Friday, June 4, 2010

I'm legal in Iraq, illegal in Iran.

       I now have my official Iraq visa! After going to the proper offices two days in a row and the process ending with them taking my blood, I am allowed to be here for 2 months. Yes!
      Sophie and I went with Awara for the blood drawing and completely freaked ourselves out. Something about tourniquets makes me uncomfortable though.

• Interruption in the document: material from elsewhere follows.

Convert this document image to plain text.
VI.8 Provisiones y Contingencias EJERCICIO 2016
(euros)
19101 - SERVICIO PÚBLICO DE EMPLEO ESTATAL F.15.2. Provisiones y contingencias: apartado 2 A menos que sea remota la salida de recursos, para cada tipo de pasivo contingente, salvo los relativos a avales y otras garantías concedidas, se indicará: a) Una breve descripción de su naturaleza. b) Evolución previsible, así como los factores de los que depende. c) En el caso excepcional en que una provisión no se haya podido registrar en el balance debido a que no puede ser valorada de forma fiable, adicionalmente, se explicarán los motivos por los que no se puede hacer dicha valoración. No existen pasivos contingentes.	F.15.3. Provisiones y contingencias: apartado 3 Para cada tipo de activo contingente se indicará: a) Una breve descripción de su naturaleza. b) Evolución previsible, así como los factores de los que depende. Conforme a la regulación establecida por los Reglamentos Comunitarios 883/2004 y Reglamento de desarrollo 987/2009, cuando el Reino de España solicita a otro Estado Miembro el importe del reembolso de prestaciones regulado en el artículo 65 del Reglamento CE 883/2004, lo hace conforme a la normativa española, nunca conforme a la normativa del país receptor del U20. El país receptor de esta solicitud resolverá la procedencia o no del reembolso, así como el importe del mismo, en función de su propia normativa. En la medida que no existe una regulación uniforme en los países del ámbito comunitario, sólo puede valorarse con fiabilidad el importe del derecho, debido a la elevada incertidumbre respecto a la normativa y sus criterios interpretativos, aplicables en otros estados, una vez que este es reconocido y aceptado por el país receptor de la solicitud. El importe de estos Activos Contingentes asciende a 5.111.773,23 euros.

     More importantly, I visited Halabja (about 2 hours away) today. On March 16, 1988, which was towards the end of the Iraq-Iran war, Saddam Hussein and his forces attacked the village of Halabja. At 4pm planes started flying overhead and started at 5 hour decimation of the area. So let's make this clear, Saddam Hussein is bombing his own country.
    " Survivors said the gas at first scented with the smell of sweet apples; they said people died in a number of ways, suggesting a combination of toxic chemicals (some of the victims "just dropped dead" while others "died of laughing"; while still others took a few minutes to die, first "burning and blistering" or coughing up green vomit). It is believed that Iraqi forces used multiple chemical agents during the attack, including mustard gas and the nerve agents sarin, tabun and VX; some sources have also pointed to the blood agenthydrogen cyanide (most of the wounded taken to hospitals in the Iranian capital Tehran were suffering from mustard gas exposure)." At this point in time the United States was a fan of Saddam and sold him some of these chemicals knowing full well what they were going to be used for.
       Today we just visited a memorial museum and because of the ridiculous heat we postponed visiting the gravesite until later in the summer. At the museum there was a photograph of bodies piled up in a pick up truck. As the truck drove off bodies fell on to the street because it was too full. There were 25 people in that truck bed and it turned out 3 of those people were still alive. One of the men who was still alive had been passed out in the back of that truck for 3 days.
      He was one of the people showing us around the museum today. How do you show the awe and respect you feel to someone who has been through so much?

     After the museum we headed in a different direction towards a waterfall/picnic destination.
(Esther, Shoham, Me and Lauren at our picnic spot)
       We drove up into the mountains for our lovely afternoon picnic. With all the streams running to and fro some of the area reminded me on Schlitterbahn. It wasn't long before Esther and I had the theme song stuck in our heads. After a playing around in the water a bit and eating a delicious lunch we started the trek further up the mountain to the waterfall. Recently some American tourists went hiking around the waterfall, wandered in Iran and got themselves arrested. Because of this we got to have a cop escort us on our hike. 
(This is Micah shooting our cop in the face with his water gun.)
Also on our hike we were able to see Iran given that it was only around 3km up an over a mountain. But don't worry, we had no intentions of trying to climb over it.

So this blog post is taking forever to sort out and put together so for now it's going to end. Xua Hafiz!